In north Minneapolis, the loss of about 1,000 housing units will mean homelessness for twice that many families, because north Minneapolis is steeped in poverty, and doubling up is a way of life.
In other neighborhoods, a large percentage of the displaced households would have insurance settlements to look forward to, for making repairs, replacing lost items and covering the temporary expense of an apartment or a hotel.
In north Minneapolis, only a small percentage of the displaced households will have any insurance to call on, because north Minneapolis is steeped in poverty and insurance is a luxury.
In other neighborhoods, a large number of displaced households would be a burden for the community to shoulder, but over a period of three to six or nine months almost all of those households would have found renewed stability in repaired or replaced housing.
In north Minneapolis, the newly displaced households have joined the thousands already in the government system of inadequate support to low income households. The newly displaced will have to fight for a place in line along with their neighbors who were already in line. They will find that, even if they have resources, the vacancy rate in affordable housing is effectively zero, so finding a new place will take a long time. If they have no resources, they will cycle through doubled-up housing, shelters and cheap motels, for years.

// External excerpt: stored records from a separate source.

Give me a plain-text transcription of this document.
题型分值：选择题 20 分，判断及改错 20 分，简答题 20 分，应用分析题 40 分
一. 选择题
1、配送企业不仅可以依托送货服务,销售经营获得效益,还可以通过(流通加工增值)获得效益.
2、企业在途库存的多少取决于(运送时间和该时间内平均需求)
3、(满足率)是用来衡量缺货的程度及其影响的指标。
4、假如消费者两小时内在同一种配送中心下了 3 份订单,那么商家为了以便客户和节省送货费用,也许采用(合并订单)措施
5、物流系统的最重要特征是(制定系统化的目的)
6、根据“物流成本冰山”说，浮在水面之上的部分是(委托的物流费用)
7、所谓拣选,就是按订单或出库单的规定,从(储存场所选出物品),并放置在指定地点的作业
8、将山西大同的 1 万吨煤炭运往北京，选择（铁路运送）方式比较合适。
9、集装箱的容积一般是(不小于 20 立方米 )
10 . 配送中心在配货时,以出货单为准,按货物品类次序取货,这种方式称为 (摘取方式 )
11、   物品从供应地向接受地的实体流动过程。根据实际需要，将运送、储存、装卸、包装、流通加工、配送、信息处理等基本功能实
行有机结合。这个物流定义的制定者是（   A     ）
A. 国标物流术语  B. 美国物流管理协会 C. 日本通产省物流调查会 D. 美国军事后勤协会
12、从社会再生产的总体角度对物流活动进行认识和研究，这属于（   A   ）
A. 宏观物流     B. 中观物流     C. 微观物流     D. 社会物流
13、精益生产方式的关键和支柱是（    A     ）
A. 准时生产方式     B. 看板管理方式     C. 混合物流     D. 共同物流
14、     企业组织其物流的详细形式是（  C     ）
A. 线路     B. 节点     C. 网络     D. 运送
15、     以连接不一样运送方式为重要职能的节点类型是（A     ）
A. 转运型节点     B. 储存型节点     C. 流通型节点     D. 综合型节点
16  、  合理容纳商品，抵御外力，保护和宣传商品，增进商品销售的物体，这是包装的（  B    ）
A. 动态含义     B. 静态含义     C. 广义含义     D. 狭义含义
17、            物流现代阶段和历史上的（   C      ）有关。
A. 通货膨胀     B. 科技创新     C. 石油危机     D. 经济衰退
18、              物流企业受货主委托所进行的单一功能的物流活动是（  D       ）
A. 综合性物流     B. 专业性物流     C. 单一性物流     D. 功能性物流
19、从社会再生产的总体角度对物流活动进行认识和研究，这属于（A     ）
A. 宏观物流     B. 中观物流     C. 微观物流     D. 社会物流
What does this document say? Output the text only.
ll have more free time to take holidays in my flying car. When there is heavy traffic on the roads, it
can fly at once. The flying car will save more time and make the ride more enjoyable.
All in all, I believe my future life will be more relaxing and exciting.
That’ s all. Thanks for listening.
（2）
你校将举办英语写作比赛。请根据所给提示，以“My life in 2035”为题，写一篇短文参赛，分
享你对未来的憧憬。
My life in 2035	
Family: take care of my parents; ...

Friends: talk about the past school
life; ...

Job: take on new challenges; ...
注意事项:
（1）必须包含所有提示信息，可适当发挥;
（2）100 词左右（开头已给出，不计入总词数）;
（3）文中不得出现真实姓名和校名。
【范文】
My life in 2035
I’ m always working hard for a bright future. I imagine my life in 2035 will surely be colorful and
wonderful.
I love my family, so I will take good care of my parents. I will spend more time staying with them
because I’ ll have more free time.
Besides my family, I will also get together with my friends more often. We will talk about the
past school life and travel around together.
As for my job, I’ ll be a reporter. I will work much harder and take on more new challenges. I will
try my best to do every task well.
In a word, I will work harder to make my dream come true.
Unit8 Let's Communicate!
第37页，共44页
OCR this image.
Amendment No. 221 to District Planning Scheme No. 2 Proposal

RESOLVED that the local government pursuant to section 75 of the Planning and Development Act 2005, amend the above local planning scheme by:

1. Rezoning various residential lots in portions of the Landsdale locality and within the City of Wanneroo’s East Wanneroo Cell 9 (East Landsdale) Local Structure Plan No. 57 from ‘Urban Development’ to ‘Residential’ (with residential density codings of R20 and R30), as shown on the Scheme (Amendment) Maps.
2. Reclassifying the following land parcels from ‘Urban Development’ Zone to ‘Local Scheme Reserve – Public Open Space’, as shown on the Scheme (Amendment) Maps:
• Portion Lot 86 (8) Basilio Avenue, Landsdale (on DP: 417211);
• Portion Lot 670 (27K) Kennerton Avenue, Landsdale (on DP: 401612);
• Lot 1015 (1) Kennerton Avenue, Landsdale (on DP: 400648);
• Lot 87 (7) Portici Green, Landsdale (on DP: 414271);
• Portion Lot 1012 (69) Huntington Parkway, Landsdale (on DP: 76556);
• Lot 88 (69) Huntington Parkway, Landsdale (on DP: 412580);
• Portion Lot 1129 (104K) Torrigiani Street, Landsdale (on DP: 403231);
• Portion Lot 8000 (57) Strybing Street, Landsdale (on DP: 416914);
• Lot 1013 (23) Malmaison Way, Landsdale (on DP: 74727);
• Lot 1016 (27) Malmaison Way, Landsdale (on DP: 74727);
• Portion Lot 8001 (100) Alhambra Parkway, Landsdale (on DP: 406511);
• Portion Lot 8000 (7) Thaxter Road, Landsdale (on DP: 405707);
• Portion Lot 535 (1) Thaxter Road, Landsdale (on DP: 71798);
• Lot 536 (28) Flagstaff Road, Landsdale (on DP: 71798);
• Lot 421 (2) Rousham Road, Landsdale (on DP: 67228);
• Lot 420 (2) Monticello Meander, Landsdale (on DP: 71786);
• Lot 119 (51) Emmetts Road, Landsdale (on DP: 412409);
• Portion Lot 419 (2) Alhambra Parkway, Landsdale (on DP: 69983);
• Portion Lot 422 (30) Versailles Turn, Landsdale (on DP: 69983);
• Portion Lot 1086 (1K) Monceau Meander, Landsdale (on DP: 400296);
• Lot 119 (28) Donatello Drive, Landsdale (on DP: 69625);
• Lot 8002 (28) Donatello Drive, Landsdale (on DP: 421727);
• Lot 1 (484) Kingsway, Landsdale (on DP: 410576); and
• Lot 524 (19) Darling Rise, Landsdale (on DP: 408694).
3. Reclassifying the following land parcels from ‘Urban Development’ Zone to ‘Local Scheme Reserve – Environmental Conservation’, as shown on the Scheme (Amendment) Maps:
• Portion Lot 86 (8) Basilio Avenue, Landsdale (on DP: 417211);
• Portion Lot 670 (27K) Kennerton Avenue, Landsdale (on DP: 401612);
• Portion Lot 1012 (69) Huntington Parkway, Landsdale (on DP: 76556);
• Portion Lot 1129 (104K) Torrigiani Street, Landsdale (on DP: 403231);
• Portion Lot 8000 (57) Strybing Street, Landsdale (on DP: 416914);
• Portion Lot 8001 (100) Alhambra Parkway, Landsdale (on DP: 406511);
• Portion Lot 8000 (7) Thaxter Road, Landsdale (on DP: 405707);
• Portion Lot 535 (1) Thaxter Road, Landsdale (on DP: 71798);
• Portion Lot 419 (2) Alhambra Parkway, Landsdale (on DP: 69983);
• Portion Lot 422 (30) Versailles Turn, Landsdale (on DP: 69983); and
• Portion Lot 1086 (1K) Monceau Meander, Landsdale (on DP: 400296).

North Minneapolis is steeped in poverty and the newly displaced can only join the previously displaced in a system that has few resources and no answers.
In other neighborhoods, community leaders would already have active, open lines of communication among themselves and would swing into action right now to get things moving and to get attention focused on both the immediate and long-term needs of the neighborhood.
In north Minneapolis, in my experience, those lines are neither active nor open, and the community leaders are more likely to fight each other for position and resources than join together in a coordinated plan.
If this tornado exposes these conditions to the larger community, and if that larger community is finally appalled by these conditions and brings its collective wisdom, money and energy to bear, this tornado could do some good, both for north Minneapolis and the city of Minneapolis.
But it's more likely that the attention will shift away pretty soon, to the Vikings stadium question or to the state budget battle or to anything else that is not so depressing. And the residents of north Minneapolis will be left alone, as they usually are, to make their way through the usual channels to find the relief and assistance that is available, meager as it is. And nothing in the end will have changed, except that the problems of north Minneapolis will have grown a bit worse.
Leslie Frost, now retired, was the executive director of Families Moving Forward, a faith-based family homeless shelter in north Minneapolis, from 2002 to 2009. Before that, she practiced law and worked as a planned giving officer. She is a source in MPR's Public Insight Network.